Thursday, October 22, 2009

Why?

I do not often dwell on the shortsighted (a.k.a. stupid) things people do because I, myself, am so often a victim of stupidity. However, this particular incidence has been simmering in my mind for the past week just begging to be vented about. Thus, vent I shall...and perhaps ramble a bit.

Last week we packed up Russ and headed over to Balzac to check out the new mall in Calgary, Cross Iron Mills. I know, it's not the most creative activity we've ever come up with but, being short on ideas and desperate to escape boredom, we decided to see for ourselves what all the hype was about. It turned out to be exactly what we thought it would be: a bigger and shinier than usual, but somewhat unspecial, run of the mill mall (haha...did you catch the pun? Mill?). I mean, how impressive can a mall get - it's still a mall!

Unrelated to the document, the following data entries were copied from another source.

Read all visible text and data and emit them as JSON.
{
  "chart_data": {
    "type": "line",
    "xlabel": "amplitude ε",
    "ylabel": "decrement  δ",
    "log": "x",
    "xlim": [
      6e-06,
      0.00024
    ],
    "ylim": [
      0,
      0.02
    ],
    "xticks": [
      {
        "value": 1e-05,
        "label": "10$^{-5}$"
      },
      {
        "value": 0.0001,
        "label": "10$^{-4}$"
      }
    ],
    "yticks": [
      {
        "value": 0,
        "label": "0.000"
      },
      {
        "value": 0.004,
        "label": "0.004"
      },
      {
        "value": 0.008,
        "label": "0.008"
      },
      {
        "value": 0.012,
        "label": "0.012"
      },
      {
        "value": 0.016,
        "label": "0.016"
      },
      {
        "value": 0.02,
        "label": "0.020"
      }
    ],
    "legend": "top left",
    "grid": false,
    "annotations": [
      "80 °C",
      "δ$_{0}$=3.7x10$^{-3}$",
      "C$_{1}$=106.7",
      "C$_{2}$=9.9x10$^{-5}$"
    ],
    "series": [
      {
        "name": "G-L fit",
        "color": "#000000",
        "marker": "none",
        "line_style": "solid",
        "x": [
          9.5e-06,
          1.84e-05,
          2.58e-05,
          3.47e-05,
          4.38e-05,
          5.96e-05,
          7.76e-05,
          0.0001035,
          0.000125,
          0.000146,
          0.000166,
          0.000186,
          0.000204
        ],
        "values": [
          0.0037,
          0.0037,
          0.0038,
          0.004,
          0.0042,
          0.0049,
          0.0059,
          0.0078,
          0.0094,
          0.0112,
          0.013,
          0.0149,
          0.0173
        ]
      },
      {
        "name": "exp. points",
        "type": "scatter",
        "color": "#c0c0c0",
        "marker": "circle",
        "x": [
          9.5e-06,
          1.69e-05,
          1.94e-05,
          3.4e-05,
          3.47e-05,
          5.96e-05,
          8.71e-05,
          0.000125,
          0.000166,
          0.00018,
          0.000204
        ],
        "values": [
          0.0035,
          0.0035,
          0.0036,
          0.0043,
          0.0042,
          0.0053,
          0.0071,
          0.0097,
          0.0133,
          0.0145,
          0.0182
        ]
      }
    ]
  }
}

After an hour was spent walking through the entire thing, I started to get that I'm grumpy because I'm in a mall and there's something about mall lighting that gives me a headache and man, I can't stand being in shopping malls with crowds this long for no particular purpose and even saying the word "mall" so many times makes me anxious feeling. To be short, we quickly exited the building to breath a sigh of relief in the nippy fresh air outside....aaahhh. However, my relief was to be short lived.

As we walked through the parking lot to find our car, I observed a young couple emerging from their newly parked vehicle. I don't often stare at people but that woman was quite possibly one of the most beautiful women I have ever seen with long, flowing dark hair and big, thick-lashed blue eyes with a body that even extreme pilates-goers would kill for. She started walking towards the mall but then stopped suddenly mid-stride, held her own hair back and spit a gorilla sized wad of pink gum onto the cement with a "blech." She must have stuffed a whole pack of Hubba Bubba in her mouth to come up with a clod that big! The juxtaposition was jarring. And just two feet away from her was a garbage can! She then continued merrily on her perfect little way. I turned in disgust from the scene to strap Russ into his car seat, when my attention was diverted by a yelp. I turned back to find a poor man trying to pry his shoe from the sticky pink mass.

Lesson: Throw your gum in the trash...or even swallow it. I don't care if it stays in your digestive system for seven years as long as it doesn't stay on my shoe for seven days. No wonder chewing gum is illegal in Dubai!!